Schroder & McDaniel Bill Would Exempt School Construction from Prevailing Wage Law

The state Senate passed a measure Thursday that would exempt public schools from a statute requiring them to pay construction workers a specified minimum – often referred to as the prevailing wage law.

“While we can debate the policy of workers’ wages, we can all agree that our children of the Commonwealth deserve the best, and they deserve the best we can provide them now,” said Sen. Wil Schroder, R-Wilder, who sponsored the bill along with Sen. Christian McDaniel, R-Taylor Mill.
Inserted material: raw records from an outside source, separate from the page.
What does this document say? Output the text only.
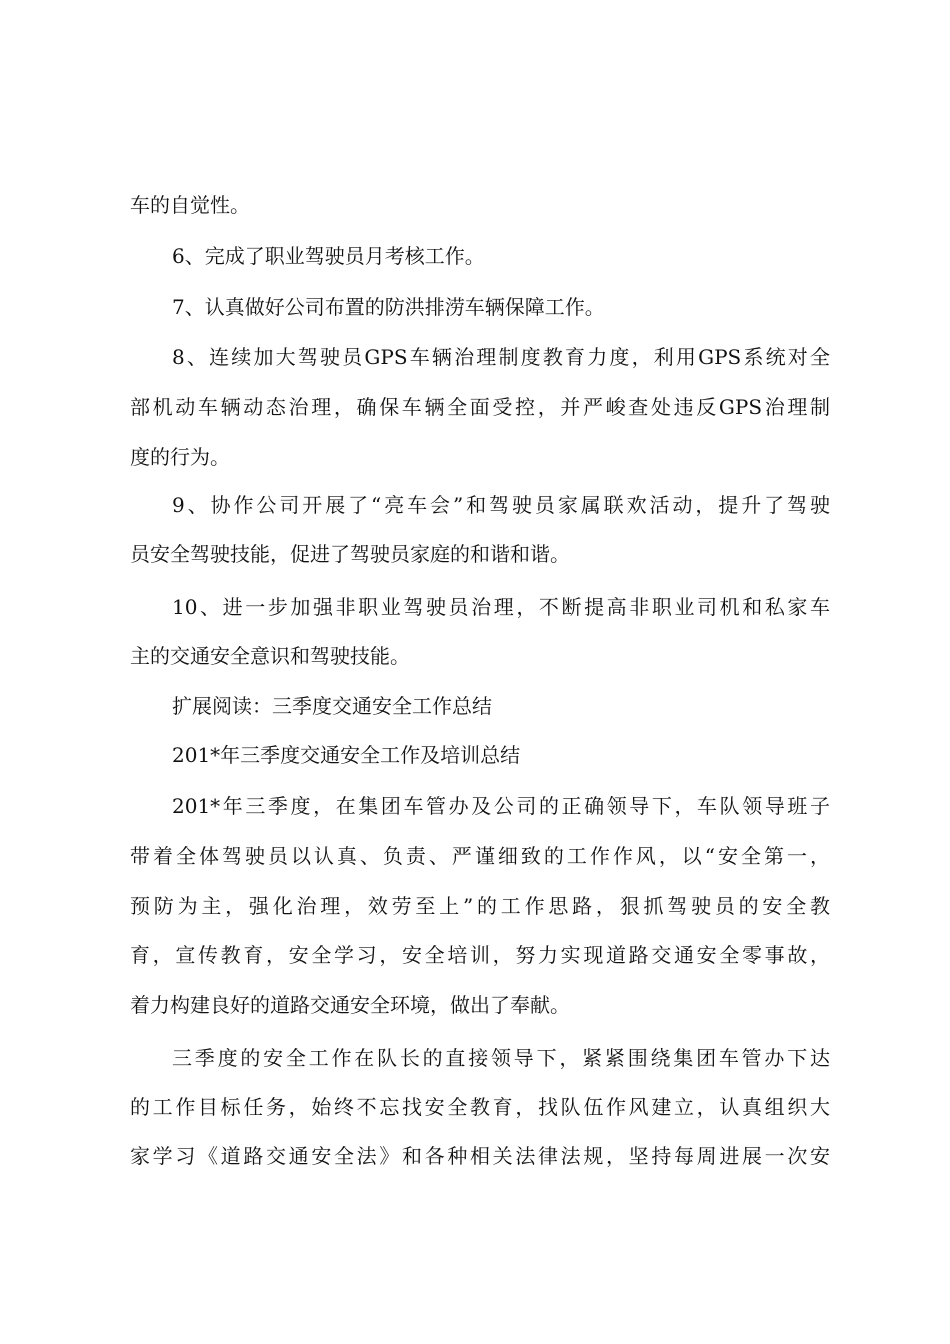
车的自觉性。
6、完成了职业驾驶员月考核工作。
7、认真做好公司布置的防洪排涝车辆保障工作。
8、连续加大驾驶员GPS车辆治理制度教育力度，利用GPS系统对全
部机动车辆动态治理，确保车辆全面受控，并严峻查处违反GPS治理制
度的行为。
9、协作公司开展了“亮车会”和驾驶员家属联欢活动，提升了驾驶
员安全驾驶技能，促进了驾驶员家庭的和谐和谐。
10、进一步加强非职业驾驶员治理，不断提高非职业司机和私家车
主的交通安全意识和驾驶技能。
扩展阅读：三季度交通安全工作总结
201*年三季度交通安全工作及培训总结
201*年三季度，在集团车管办及公司的正确领导下，车队领导班子
带着全体驾驶员以认真、负责、严谨细致的工作作风，以“安全第一，
预防为主，强化治理，效劳至上”的工作思路，狠抓驾驶员的安全教
育，宣传教育，安全学习，安全培训，努力实现道路交通安全零事故，
着力构建良好的道路交通安全环境，做出了奉献。
三季度的安全工作在队长的直接领导下，紧紧围绕集团车管办下达
的工作目标任务，始终不忘找安全教育，找队伍作风建立，认真组织大
家学习《道路交通安全法》和各种相关法律法规，坚持每周进展一次安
Schroder said the legislature’s own report found the measure (Senate Bill 9) would decrease construction costs of elementary and secondary education buildings by 7.6 percent.

“When we are dealing with multi-million dollar projects, this adds up quickly,” Schroder said. “Senate Bill 9 would simply allow more to be done with less with no change in quality of overall projects. More schools could be built from the savings, allowing more of our children to be placed in updated schools sooner.”
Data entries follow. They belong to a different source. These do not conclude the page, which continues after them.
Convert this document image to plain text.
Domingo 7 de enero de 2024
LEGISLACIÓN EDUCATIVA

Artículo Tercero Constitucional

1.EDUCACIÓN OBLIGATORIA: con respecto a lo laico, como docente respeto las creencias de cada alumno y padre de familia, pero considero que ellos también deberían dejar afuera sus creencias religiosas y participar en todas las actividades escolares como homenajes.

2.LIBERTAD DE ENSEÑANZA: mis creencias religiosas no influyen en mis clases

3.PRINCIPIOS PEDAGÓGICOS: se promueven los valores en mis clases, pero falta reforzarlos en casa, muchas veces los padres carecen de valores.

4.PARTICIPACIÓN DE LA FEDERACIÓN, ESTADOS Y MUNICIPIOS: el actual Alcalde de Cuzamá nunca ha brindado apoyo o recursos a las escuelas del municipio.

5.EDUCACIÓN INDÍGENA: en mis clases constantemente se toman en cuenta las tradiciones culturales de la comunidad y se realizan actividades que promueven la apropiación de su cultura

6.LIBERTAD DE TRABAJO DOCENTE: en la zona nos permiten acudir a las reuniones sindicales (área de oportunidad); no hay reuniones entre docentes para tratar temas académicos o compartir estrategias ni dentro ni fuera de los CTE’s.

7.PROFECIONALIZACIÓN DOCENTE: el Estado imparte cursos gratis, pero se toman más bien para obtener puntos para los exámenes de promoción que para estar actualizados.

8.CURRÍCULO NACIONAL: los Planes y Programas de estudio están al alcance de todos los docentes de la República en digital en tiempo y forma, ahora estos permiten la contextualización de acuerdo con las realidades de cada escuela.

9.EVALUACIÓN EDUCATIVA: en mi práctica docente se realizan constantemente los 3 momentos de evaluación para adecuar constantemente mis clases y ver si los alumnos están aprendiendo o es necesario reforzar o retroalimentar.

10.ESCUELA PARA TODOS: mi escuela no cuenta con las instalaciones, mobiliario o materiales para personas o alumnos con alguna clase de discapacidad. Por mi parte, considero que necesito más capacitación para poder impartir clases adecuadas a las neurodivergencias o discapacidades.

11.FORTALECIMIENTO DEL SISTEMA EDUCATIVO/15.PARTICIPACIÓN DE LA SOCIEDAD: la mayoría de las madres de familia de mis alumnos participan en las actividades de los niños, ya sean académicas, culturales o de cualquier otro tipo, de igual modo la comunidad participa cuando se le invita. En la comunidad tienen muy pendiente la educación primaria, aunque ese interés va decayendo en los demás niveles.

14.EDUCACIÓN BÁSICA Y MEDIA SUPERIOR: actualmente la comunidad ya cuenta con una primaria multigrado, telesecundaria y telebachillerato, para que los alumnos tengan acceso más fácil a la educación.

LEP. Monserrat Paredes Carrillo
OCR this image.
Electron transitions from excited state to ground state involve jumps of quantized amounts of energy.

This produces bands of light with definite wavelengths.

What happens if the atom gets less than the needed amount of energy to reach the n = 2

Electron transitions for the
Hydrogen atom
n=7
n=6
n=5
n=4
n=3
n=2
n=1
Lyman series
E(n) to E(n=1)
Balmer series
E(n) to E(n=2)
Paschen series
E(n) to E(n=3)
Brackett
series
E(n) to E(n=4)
Sen. Ray S. Jones II, D-Pikeville, was one of 12 Senators who voted against SB 9, arguing that the measure would redistribute “money from hard working construction workers to construction company owners.”

Jones said prevailing wage laws across the United States date to the Great Depression when U.S. Congress passed the Davis-Bacon Act that mandated contractors pay prevailing wages on federally funded projects. He added that Kentucky passed its first prevailing wage law in 1940s.

SB 9 now goes to the state House for consideration.